There is too much in Gange's book to summarize easily, and his chapters bear re-reading (or an experiment: reading the chapters in reverse order). His epilogue, "The View from the Sea," both looks forward to further study, and expresses how this journey changed him personally after a year of writing and teaching back in Birmingham.
"What I missed most was immersion in constant movement: the world view from the low of the wave. I missed the sense of being part of a vast, coherent dynamism. Indoors I was sometimes unsettled (a condition I could only refer to as 'the bends,' since it was caused by coming up from the sea) and sometimes resort to a sleeping bag in the garden among the foxes and green woodpeckers. Never before had I so welcome rain: a good cold soaking was the best medicine of all." (339)

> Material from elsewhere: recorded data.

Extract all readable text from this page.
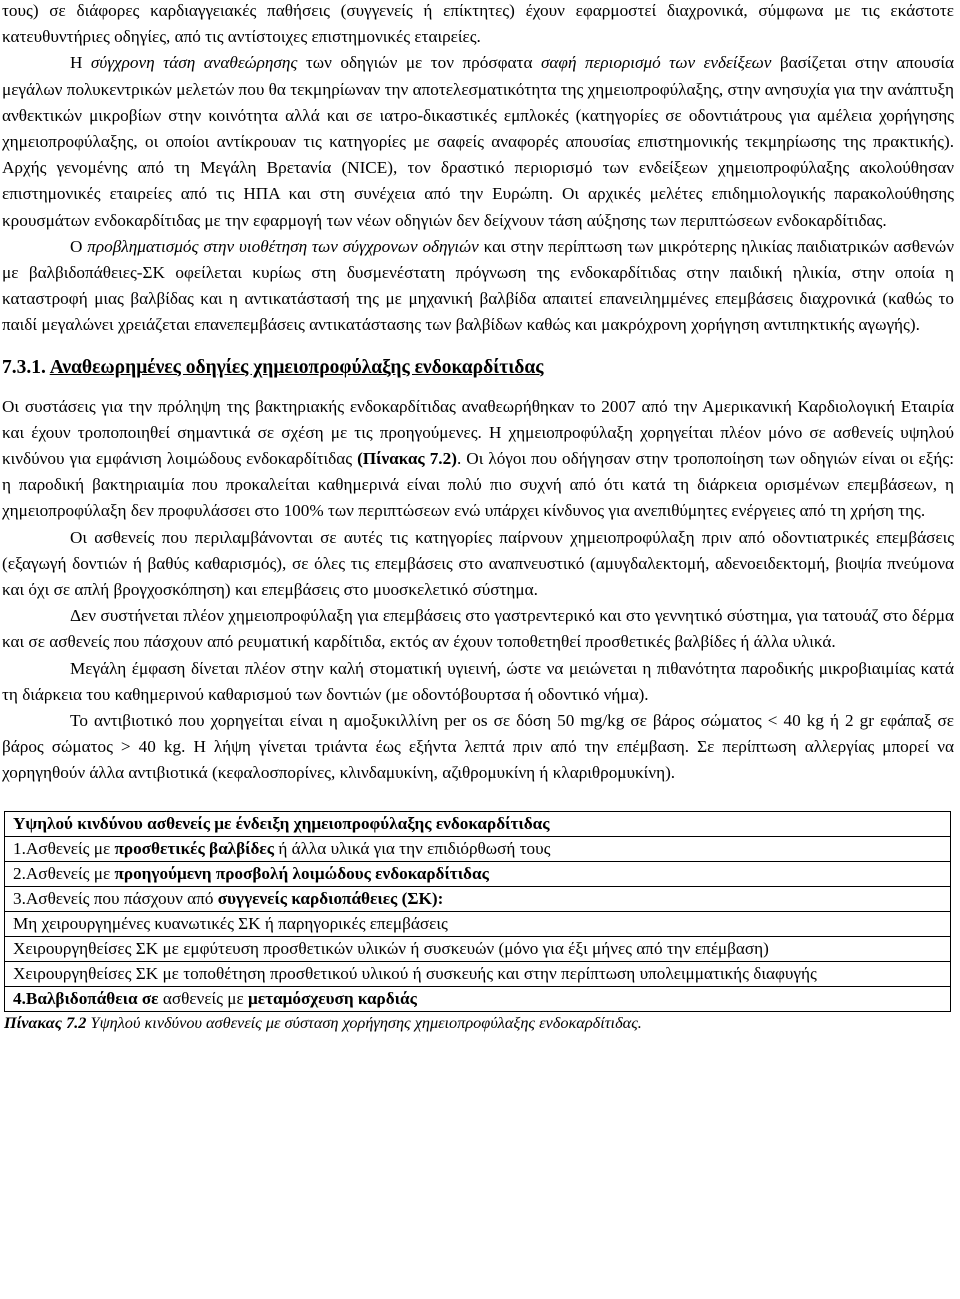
τους) σε διάφορες καρδιαγγειακές παθήσεις (συγγενείς ή επίκτητες) έχουν εφαρμοστεί διαχρονικά, σύμφωνα με τις εκάστοτε κατευθυντήριες οδηγίες, από τις αντίστοιχες επιστημονικές εταιρείες.

Η σύγχρονη τάση αναθεώρησης των οδηγιών με τον πρόσφατα σαφή περιορισμό των ενδείξεων βασίζεται στην απουσία μεγάλων πολυκεντρικών μελετών που θα τεκμηρίωναν την αποτελεσματικότητα της χημειοπροφύλαξης, στην ανησυχία για την ανάπτυξη ανθεκτικών μικροβίων στην κοινότητα αλλά και σε ιατρο-δικαστικές εμπλοκές (κατηγορίες σε οδοντιάτρους για αμέλεια χορήγησης χημειοπροφύλαξης, οι οποίοι αντίκρουαν τις κατηγορίες με σαφείς αναφορές απουσίας επιστημονικής τεκμηρίωσης της πρακτικής). Αρχής γενομένης από τη Μεγάλη Βρετανία (NICE), τον δραστικό περιορισμό των ενδείξεων χημειοπροφύλαξης ακολούθησαν επιστημονικές εταιρείες από τις ΗΠΑ και στη συνέχεια από την Ευρώπη. Οι αρχικές μελέτες επιδημιολογικής παρακολούθησης κρουσμάτων ενδοκαρδίτιδας με την εφαρμογή των νέων οδηγιών δεν δείχνουν τάση αύξησης των περιπτώσεων ενδοκαρδίτιδας.

Ο προβληματισμός στην υιοθέτηση των σύγχρονων οδηγιών και στην περίπτωση των μικρότερης ηλικίας παιδιατρικών ασθενών με βαλβιδοπάθειες-ΣΚ οφείλεται κυρίως στη δυσμενέστατη πρόγνωση της ενδοκαρδίτιδας στην παιδική ηλικία, στην οποία η καταστροφή μιας βαλβίδας και η αντικατάστασή της με μηχανική βαλβίδα απαιτεί επανειλημμένες επεμβάσεις διαχρονικά (καθώς το παιδί μεγαλώνει χρειάζεται επανεπεμβάσεις αντικατάστασης των βαλβίδων καθώς και μακρόχρονη χορήγηση αντιπηκτικής αγωγής).

7.3.1. Αναθεωρημένες οδηγίες χημειοπροφύλαξης ενδοκαρδίτιδας

Οι συστάσεις για την πρόληψη της βακτηριακής ενδοκαρδίτιδας αναθεωρήθηκαν το 2007 από την Αμερικανική Καρδιολογική Εταιρία και έχουν τροποποιηθεί σημαντικά σε σχέση με τις προηγούμενες. Η χημειοπροφύλαξη χορηγείται πλέον μόνο σε ασθενείς υψηλού κινδύνου για εμφάνιση λοιμώδους ενδοκαρδίτιδας (Πίνακας 7.2). Οι λόγοι που οδήγησαν στην τροποποίηση των οδηγιών είναι οι εξής: η παροδική βακτηριαιμία που προκαλείται καθημερινά είναι πολύ πιο συχνή από ότι κατά τη διάρκεια ορισμένων επεμβάσεων, η χημειοπροφύλαξη δεν προφυλάσσει στο 100% των περιπτώσεων ενώ υπάρχει κίνδυνος για ανεπιθύμητες ενέργειες από τη χρήση της.

Οι ασθενείς που περιλαμβάνονται σε αυτές τις κατηγορίες παίρνουν χημειοπροφύλαξη πριν από οδοντιατρικές επεμβάσεις (εξαγωγή δοντιών ή βαθύς καθαρισμός), σε όλες τις επεμβάσεις στο αναπνευστικό (αμυγδαλεκτομή, αδενοειδεκτομή, βιοψία πνεύμονα και όχι σε απλή βρογχοσκόπηση) και επεμβάσεις στο μυοσκελετικό σύστημα.

Δεν συστήνεται πλέον χημειοπροφύλαξη για επεμβάσεις στο γαστρεντερικό και στο γεννητικό σύστημα, για τατουάζ στο δέρμα και σε ασθενείς που πάσχουν από ρευματική καρδίτιδα, εκτός αν έχουν τοποθετηθεί προσθετικές βαλβίδες ή άλλα υλικά.

Μεγάλη έμφαση δίνεται πλέον στην καλή στοματική υγιεινή, ώστε να μειώνεται η πιθανότητα παροδικής μικροβιαιμίας κατά τη διάρκεια του καθημερινού καθαρισμού των δοντιών (με οδοντόβουρτσα ή οδοντικό νήμα).

Το αντιβιοτικό που χορηγείται είναι η αμοξυκιλλίνη per os σε δόση 50 mg/kg σε βάρος σώματος < 40 kg ή 2 gr εφάπαξ σε βάρος σώματος > 40 kg. Η λήψη γίνεται τριάντα έως εξήντα λεπτά πριν από την επέμβαση. Σε περίπτωση αλλεργίας μπορεί να χορηγηθούν άλλα αντιβιοτικά (κεφαλοσπορίνες, κλινδαμυκίνη, αζιθρομυκίνη ή κλαριθρομυκίνη).

Υψηλού κινδύνου ασθενείς με ένδειξη χημειοπροφύλαξης ενδοκαρδίτιδας
1.Ασθενείς με προσθετικές βαλβίδες ή άλλα υλικά για την επιδιόρθωσή τους
2.Ασθενείς με προηγούμενη προσβολή λοιμώδους ενδοκαρδίτιδας
3.Ασθενείς που πάσχουν από συγγενείς καρδιοπάθειες (ΣΚ):
Μη χειρουργημένες κυανωτικές ΣΚ ή παρηγορικές επεμβάσεις
Χειρουργηθείσες ΣΚ με εμφύτευση προσθετικών υλικών ή συσκευών (μόνο για έξι μήνες από την επέμβαση)
Χειρουργηθείσες ΣΚ με τοποθέτηση προσθετικού υλικού ή συσκευής και στην περίπτωση υπολειμματικής διαφυγής
4.Βαλβιδοπάθεια σε ασθενείς με μεταμόσχευση καρδιάς

Πίνακας 7.2 Υψηλού κινδύνου ασθενείς με σύσταση χορήγησης χημειοπροφύλαξης ενδοκαρδίτιδας.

. . . . "I wondered how much the journey had changed me otherwise and thought again of the ragged map of Britain whose every western indentation now conjured a story, an emotion or a physical sensation. I realised that immersion in these worlds had not, as I'd expected, cured me of my romanticism. . . . It isn't romanticism that needs to be cleared from perspectives on these places, but the assumption that these communities somehow below to the past, not the future, and are merely hazy places to escape to."
. . . "The journey had shown me that a romanticism which delves into the natures of humans and their fellow species, finding wonder while rooted in the real, might not be so naive after all." (346-347)
I look forward to reading Gange's future work.